The attack Wednesday in Virginia that left Rep. Steve Scalise in critical condition brought back painful memories for survivors of another shooting six years ago involving a member of Congress, former Rep. Gabby Giffords, who was shot in Tucson, Arizona.
"It obviously floods back all the memories from Jan. 8," Simon said. "It really brings it back. You have PTSD symptoms that kind of flare up in things like this."
Giffords was holding a constituent event outside a grocery store in 2011 when gunman Jared Loughner opened fire, killing six people, including a federal judge and a 9-year-old girl, and shooting Giffords in the head, severely wounding her.
Wednesday's shooting happened in a similarly public place — a popular park and baseball complex in Alexandria, Virginia. Scalise and other Republican lawmakers were practicing for a charity game when James T. Hodgkinson started shooting and chaos erupted.
Hodgkinson, who had a long history of lashing out at Republicans, was shot and killed by police. Loughner, who is serving life in prison, had posted several online ramblings about politics before he shot Giffords, a Democrat, although in the end no clear motive emerged.
Barber, who took over Giffords' seat in Congress before narrowly losing a re-election bid in 2014, said Wednesday's shooting was a reminder of how low political discourse has fallen.
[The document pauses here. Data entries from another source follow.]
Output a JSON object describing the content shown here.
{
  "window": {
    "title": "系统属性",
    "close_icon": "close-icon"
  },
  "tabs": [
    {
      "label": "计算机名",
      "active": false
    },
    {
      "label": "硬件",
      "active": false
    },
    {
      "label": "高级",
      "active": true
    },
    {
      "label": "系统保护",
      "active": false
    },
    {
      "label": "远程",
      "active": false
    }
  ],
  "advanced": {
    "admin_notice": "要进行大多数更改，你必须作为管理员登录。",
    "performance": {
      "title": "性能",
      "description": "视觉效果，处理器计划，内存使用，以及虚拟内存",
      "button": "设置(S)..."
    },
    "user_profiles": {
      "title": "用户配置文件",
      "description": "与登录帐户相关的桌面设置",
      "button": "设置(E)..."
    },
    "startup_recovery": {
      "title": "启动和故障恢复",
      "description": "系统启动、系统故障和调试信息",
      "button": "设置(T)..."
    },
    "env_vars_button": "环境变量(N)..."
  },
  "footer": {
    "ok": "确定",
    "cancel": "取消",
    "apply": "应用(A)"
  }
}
"The vitriol, the harsh rhetoric, the personal attacks, they have escalated to a point where I hardly recognize our political process anymore. We have to stop this," Barber said.
For others, it prompted strong feelings about keeping weapons out of the hands of the wrong people.
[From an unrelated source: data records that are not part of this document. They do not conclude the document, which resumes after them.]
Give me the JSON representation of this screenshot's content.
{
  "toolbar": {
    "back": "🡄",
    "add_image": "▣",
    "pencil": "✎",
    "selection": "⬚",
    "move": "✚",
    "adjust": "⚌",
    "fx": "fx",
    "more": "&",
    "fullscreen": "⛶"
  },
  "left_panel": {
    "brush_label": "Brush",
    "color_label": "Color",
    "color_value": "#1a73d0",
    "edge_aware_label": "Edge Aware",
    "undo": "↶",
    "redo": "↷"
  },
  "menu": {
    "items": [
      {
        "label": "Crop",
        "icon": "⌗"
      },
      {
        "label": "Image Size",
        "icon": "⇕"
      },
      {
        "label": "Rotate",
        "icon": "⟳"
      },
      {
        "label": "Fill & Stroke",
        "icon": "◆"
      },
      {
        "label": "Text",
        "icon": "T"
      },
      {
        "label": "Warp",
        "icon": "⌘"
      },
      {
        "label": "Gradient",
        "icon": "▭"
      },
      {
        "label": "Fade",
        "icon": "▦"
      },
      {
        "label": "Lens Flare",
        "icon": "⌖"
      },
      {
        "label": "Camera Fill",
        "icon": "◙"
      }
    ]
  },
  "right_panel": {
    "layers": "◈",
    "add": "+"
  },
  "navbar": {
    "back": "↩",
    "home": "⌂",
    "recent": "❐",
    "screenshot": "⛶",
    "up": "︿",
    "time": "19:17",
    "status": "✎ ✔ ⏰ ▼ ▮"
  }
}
"This isn't a political issue nor was the one in Tucson," said Ken Dorushka, who was shot as he shielded his wife from Loughner. "Anybody who would willingly take a gun and shoot somebody is unstable regardless of their political bent."
Giffords, who now advocates for tighter gun laws through her political action committee she founded with her husband, Mark Kelly, said she was heartbroken.
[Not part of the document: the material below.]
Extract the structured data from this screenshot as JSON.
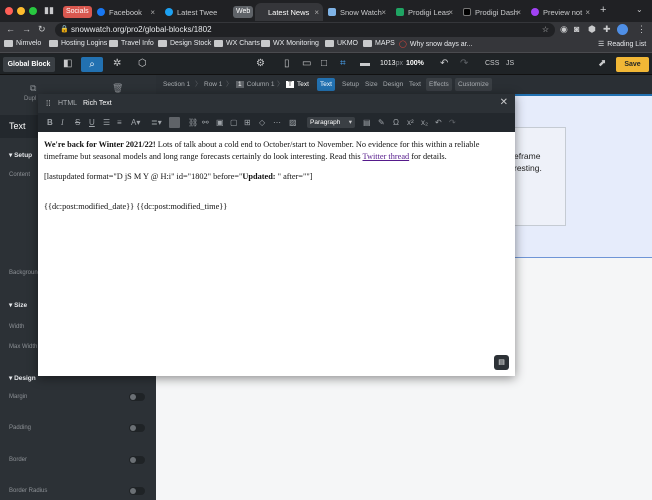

"This shooting is an attack on all who serve and on all who participate in our democracy," Giffords said in a written statement Wednesday. "May all Americans come together today with prayers for the survivors, love for their friends and family, and the courage to go about everyday making this country its best. Our nation is resilient, and we always come back stronger."
Six years ago, Sen. Jeff Flake had rushed from Phoenix to the hospital in Tucson when he heard Giffords was shot. On Wednesday, the Arizona Republican was at the baseball practice and tended to Scalise.
Flake said during an interview with CBS "This Morning" that he reached out to Giffords and Kelly.
"Those of us in Arizona remember well that situation a few years ago. So, I sure hope that this (brings) more unity, we need it around here," Flake said.
Simon said days like Wednesday don't feel normal because she gets a lot of calls from friends and reporters. She said she works through the difficult memories by getting together with loved ones and speaking about being positive and encouraging other survivors.
"The physical wounds fade but clearly the emotional ones are there. I have to disagree with the president when he made the statement that the congressman will have a complete recovery. No one who's been shot ever recovers emotionally," she said.